Weather allows anglers to rock and reel, catch chili peppers, other rockfish

Santa Cruz - Santa Cruz, CA

Weather allows anglers to rock and reel, catch chili peppers, other rockfish
This group of fishermen enjoyed a trifecta this week with Santa Cruz Coastal Charters.their catch included limits of rockfish, petrale sole and at least one lingcod each!

by Allen Bushnell

Weather and waves are finally settling down allowing boaters to access deep reef rockfishing spots in Monterey Bay. All areas beyond 300 feet of water were closed to anglers who pursue RCG Complex species (rockfish, cabezon and greenling) since 2012 statewide, and for even longer in some specific areas, including Monterey Bay. The obvious benefit of these new open areas is, they have experienced no fishing pressure for all this time. Specific types of rockfish make their homes within specific depth ranges. Those fish that only inhabit the deep water have been unmolested for decades in some spots. This makes for abundant populations for us to target beyond the shallow areas we’ve been allowed to fish over the past decade or longer.
With reports rolling in from the charter fishing boats, it appears that the chili pepper rockfish is the most abundant of these deepwater rockfish.
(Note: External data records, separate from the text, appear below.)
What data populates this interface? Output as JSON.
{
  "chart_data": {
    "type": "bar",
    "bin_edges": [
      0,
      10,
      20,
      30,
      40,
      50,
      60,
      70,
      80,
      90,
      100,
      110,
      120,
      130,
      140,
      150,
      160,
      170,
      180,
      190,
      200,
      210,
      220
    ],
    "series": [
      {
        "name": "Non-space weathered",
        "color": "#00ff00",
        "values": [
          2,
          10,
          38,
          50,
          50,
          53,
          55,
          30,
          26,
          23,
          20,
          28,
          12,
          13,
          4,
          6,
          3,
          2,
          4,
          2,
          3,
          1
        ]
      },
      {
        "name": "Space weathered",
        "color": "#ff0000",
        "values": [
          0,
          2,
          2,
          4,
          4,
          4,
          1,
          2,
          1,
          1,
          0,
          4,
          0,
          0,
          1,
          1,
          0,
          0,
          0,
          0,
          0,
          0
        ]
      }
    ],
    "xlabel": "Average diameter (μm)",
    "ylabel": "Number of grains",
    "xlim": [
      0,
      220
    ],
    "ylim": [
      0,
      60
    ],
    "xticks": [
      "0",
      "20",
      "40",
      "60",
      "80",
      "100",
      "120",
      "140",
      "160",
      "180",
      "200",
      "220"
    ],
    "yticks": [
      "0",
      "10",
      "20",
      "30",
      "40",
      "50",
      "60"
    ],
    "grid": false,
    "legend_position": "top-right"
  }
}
JT Thomas from Go Fish Santa Cruz Charters recorded quick and easy limits on his trips this week, fishing in 300-400 feet of water outside of Santa Cruz. On Sunday, Thomas reported,”Today we fished the deep waters where the clients caught big vermillion, green spot, chili peppers and capachio. The petrale sole were on the bite.” Chili peppers average around 3 pounds each, and Thomas informed us the yield is much higher with the chilis than, for instance, vermilion rockfish. “We get twice as much meat from a chili than we do from a verm,” Thomas says. “The deckhands also love them because they filet like wrapping paper,” he added.
Rodney Armstrong from Santa Cruz Coastal Fishing Charters has been counting quick limits of chili peppers and other assorted rockfish from the deep reefs as well. Armstrong agrees with the increased yield aspect of these schooling bottomfish and is even more excited about the quality of chili peppers for eating. “They just have a better texture and taste than any other rockfish in my opinion,” Armstrong stated. As the weather and winds settle down over these next few weeks, we all expect this deep water bite continue strong. And, as the weeks roll by, anglers will be remembering or discovering all those hot spots out there that haven’t been fished for years.